My jaw dropped a little, "That's sick."

He shook his head, closing his eyes like he was trying to shut something out, "Just go home, won't you. Leave me alone."

"My parents aren't here yet, but by all means..." I gestured to the door, "if your parents are."

He scoffed and then paused, frozen for a second, "My parents aren't coming". He couldn't meet my eyes as he admitted it.

"Why not?"

He looked back to me, his eyes burning, "Because if I can't be responsible enough to take care of the things I am given, why should he give me anything more?"

It suddenly clicked for me, "The chair."

"Yeah," he huffed, "the fucking chair."

Maybe it was the broken look in his eyes or the shame in his posture, but I suddenly felt the need to make this broken, lonely boy know the he was not alone. So, I stood up and I shook my jacket to the ground. Slowly, I turned around and pulled up the back of my shirt. Underneath, the fading yellow bruises were clearly visible, in straight, uninterrupted patterns that followed my back as far as my shirt was pulled up. I didn't say anything or try and explain them; I didn't need to. He knew.

He pulled up his shirt and I searched for marks, but couldn't find any.

"Perfect children can't have bruises, so when I do something he doesn't like, I run. Or I walk home. Or I do pushups or jumping jacks or hold a plank until he gets tired." He explained.

I didn't tell him I was sorry. It wouldn't have helped. It wouldn't have meant anything, apologies rarely do. Instead, we just stayed there. We didn't talk or share stories or cry about our pain and our fucked-up childhoods. We just sat in a blissful kind of silence and recognized, at least for a moment, that somebody out there understood. Someone saw us and knew, and I got to see the exact change in his eyes when he realized that he was not alone.

There were a million things I could've said to him right then, a million things he probably needed to hear. But none of them would've meant anything. So, I opted for no words at all and just waited with him until the headlights bleeding through the crack in the door alerted me that my parents had pulled in.
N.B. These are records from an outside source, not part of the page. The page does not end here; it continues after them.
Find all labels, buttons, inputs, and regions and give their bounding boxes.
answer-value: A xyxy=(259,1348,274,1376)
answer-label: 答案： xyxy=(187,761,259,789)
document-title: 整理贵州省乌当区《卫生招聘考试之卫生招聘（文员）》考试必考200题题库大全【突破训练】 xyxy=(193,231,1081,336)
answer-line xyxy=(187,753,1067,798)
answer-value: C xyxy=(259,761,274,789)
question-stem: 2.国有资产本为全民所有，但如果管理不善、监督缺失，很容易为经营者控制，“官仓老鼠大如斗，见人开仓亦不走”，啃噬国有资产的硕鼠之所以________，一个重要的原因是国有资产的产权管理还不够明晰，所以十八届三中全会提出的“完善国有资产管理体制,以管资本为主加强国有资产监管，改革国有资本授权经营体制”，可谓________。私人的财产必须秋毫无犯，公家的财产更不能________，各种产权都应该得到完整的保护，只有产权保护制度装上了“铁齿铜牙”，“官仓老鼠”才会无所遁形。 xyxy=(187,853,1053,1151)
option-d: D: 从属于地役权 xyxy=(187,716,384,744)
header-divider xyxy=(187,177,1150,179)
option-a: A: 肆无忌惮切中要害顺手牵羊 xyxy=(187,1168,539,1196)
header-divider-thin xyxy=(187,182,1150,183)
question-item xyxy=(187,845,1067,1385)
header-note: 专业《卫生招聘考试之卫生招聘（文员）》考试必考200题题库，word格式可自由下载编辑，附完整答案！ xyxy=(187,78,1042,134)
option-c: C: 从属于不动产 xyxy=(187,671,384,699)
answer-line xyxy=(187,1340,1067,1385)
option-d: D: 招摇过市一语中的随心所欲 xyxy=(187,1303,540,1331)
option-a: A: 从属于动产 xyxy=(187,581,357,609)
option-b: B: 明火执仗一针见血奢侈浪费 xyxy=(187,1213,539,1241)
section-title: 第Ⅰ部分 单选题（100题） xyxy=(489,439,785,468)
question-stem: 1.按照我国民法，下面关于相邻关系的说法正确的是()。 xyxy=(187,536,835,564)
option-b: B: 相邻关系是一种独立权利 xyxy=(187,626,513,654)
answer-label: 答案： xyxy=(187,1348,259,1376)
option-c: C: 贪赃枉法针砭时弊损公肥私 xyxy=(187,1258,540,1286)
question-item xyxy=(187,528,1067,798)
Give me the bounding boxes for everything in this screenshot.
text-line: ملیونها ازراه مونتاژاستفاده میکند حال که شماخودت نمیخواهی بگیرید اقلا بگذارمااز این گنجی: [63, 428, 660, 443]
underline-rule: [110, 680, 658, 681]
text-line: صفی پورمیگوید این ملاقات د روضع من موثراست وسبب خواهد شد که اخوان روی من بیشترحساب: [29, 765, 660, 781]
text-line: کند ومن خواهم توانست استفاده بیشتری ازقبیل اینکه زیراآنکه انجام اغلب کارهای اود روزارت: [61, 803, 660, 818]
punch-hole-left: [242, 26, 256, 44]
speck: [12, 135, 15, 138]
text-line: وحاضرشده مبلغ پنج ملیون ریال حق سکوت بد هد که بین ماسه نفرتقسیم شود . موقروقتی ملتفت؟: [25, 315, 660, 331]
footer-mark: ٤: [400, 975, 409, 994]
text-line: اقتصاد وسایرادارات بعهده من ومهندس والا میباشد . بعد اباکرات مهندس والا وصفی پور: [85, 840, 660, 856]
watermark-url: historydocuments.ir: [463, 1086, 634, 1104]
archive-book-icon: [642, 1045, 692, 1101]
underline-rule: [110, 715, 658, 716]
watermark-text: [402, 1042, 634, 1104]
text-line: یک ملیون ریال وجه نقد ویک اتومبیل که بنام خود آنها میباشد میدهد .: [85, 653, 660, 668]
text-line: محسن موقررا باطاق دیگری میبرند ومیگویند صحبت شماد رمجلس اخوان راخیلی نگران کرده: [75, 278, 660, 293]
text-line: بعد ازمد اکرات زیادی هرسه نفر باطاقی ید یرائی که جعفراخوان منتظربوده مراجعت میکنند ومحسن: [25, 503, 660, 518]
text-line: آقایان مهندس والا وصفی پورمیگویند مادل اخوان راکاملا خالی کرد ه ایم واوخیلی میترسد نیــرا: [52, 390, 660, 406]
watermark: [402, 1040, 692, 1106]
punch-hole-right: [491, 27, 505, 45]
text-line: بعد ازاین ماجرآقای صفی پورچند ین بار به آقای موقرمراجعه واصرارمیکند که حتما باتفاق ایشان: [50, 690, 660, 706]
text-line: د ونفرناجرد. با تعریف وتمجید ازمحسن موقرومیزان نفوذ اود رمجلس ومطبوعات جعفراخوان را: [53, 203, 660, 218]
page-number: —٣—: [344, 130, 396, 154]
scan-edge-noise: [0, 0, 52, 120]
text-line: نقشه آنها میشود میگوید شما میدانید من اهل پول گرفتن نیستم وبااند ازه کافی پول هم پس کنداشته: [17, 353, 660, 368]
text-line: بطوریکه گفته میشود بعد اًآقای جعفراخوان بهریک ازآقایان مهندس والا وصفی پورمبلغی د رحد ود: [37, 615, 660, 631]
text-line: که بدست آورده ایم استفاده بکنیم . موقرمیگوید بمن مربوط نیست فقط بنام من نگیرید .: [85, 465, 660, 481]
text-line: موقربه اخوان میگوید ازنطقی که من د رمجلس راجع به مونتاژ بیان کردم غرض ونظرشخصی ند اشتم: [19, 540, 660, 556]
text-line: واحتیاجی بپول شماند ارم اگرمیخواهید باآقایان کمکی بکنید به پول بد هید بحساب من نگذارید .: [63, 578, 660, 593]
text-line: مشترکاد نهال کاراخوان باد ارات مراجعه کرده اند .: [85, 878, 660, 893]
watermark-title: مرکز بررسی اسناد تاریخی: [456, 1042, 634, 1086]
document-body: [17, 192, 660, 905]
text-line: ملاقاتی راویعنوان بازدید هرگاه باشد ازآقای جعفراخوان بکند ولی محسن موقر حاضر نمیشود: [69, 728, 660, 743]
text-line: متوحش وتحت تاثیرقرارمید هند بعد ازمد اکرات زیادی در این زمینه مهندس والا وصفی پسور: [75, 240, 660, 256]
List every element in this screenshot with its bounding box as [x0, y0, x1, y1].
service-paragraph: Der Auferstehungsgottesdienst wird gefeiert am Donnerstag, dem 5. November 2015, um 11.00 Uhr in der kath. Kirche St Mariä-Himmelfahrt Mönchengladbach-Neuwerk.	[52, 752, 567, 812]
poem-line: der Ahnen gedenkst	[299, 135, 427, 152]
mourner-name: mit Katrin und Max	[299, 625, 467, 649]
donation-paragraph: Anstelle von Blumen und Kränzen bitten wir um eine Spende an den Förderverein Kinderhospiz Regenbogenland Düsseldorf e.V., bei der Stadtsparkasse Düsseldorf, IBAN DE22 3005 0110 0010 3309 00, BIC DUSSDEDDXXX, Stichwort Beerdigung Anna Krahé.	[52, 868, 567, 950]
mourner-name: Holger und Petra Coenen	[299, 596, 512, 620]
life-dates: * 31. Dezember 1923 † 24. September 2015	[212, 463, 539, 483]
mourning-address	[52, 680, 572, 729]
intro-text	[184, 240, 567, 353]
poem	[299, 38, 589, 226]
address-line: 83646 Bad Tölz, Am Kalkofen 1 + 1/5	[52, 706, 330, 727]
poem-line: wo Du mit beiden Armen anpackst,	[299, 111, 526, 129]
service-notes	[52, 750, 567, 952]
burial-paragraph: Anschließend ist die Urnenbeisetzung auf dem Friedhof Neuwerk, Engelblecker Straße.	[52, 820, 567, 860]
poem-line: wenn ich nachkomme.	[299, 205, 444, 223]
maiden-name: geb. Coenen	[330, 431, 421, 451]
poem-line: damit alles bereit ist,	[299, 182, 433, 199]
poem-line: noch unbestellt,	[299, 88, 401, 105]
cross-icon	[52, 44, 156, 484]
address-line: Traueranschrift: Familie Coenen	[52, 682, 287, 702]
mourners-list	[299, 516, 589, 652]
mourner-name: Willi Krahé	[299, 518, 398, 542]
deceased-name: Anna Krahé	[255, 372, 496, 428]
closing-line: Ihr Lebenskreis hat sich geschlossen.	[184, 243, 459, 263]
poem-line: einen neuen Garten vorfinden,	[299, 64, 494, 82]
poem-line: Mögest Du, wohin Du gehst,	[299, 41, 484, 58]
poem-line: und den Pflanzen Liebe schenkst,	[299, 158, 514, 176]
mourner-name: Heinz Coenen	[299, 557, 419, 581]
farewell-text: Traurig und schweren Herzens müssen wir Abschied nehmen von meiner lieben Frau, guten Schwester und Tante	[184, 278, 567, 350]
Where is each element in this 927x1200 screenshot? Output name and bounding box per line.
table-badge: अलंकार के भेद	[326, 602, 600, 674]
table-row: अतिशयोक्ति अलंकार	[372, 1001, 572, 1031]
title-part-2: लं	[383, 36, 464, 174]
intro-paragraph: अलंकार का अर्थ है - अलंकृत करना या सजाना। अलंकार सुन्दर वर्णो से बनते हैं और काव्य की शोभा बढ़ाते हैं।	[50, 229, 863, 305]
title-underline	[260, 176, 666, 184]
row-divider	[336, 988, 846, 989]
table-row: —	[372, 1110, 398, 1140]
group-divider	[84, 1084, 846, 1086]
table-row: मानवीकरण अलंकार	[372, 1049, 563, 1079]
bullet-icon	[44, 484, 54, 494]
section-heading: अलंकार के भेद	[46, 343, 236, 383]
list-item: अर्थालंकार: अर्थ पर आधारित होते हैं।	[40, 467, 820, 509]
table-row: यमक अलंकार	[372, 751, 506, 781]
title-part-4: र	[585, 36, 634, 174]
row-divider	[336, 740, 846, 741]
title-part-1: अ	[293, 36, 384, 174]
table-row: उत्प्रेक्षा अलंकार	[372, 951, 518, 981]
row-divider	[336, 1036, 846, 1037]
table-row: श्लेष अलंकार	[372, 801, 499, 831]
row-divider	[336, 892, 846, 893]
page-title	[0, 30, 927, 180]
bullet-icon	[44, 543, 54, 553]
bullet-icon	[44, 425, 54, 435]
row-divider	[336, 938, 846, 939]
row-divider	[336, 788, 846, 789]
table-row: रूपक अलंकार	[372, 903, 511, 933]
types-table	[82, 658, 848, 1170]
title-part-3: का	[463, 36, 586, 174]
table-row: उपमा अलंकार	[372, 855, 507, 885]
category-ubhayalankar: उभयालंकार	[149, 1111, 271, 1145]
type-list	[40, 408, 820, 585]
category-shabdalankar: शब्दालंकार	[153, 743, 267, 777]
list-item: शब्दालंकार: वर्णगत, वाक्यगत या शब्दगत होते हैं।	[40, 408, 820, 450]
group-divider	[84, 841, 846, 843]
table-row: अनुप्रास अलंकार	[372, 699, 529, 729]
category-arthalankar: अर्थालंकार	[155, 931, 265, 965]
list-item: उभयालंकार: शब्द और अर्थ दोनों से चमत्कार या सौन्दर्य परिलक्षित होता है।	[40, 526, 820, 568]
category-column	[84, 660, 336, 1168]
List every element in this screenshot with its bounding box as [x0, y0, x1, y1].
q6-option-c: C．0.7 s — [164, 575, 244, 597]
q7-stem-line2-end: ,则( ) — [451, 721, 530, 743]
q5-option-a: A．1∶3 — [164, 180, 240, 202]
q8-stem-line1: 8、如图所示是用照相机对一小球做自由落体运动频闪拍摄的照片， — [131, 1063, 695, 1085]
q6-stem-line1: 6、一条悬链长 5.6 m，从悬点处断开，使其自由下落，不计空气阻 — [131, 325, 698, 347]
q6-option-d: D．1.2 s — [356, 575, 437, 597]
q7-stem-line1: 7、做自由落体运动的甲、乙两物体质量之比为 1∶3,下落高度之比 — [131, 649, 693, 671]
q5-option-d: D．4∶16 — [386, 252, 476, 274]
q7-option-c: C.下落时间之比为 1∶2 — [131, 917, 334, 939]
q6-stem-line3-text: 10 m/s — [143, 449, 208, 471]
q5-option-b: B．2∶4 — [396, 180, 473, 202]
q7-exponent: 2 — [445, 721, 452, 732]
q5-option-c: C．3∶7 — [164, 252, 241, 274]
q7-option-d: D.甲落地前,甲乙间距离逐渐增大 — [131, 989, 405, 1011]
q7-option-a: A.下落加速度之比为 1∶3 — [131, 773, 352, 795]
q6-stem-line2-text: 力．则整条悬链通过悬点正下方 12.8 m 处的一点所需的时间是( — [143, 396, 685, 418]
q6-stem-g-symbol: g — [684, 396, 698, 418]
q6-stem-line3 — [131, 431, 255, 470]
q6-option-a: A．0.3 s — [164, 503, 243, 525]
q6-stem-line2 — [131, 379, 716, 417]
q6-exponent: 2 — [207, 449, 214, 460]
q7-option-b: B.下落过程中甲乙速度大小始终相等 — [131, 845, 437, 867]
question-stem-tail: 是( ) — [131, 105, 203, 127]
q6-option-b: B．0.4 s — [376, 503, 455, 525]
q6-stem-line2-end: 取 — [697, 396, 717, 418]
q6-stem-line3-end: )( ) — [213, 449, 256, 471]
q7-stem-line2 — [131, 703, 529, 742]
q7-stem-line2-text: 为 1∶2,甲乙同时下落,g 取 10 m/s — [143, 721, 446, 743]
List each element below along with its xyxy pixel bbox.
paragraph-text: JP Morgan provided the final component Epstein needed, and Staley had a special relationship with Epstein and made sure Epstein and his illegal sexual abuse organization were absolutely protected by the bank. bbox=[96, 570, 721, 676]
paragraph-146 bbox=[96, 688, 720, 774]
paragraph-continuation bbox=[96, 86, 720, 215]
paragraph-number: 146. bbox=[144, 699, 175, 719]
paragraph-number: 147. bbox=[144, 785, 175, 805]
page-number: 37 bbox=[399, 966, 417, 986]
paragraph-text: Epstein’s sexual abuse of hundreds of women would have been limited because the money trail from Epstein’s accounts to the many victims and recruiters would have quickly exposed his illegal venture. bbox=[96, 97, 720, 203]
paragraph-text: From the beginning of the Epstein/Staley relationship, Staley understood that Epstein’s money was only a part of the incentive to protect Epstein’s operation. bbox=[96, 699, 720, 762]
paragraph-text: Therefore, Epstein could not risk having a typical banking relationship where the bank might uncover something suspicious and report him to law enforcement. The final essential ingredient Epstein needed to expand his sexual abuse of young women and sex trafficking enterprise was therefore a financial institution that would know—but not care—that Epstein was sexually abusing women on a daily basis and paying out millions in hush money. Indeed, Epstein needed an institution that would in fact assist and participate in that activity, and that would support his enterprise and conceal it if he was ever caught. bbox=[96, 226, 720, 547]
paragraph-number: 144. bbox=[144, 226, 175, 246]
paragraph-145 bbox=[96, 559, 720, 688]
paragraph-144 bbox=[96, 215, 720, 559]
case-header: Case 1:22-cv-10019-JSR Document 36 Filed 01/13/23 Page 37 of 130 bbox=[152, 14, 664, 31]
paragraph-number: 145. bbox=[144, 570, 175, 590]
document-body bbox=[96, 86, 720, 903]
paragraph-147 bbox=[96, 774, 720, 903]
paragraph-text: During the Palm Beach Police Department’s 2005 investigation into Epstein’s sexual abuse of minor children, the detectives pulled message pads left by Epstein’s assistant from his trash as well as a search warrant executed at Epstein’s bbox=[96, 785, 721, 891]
At that, I stood up and brushed the dirt off my shorts.

Walking to the door, I stopped right before I pushed it open and turned to face him.

"Hey Cort," his eyes stayed fixed on mine, "you know, you're still an ass."

The silence broke when he laughed. It was a sound more beautiful than a creature that mean had any right to. "Only as much as you're a bitch."

I smiled at him, "Fair enough." And the sound of his laugh followed me all the way out to the car, long after I stopped being able to hear it.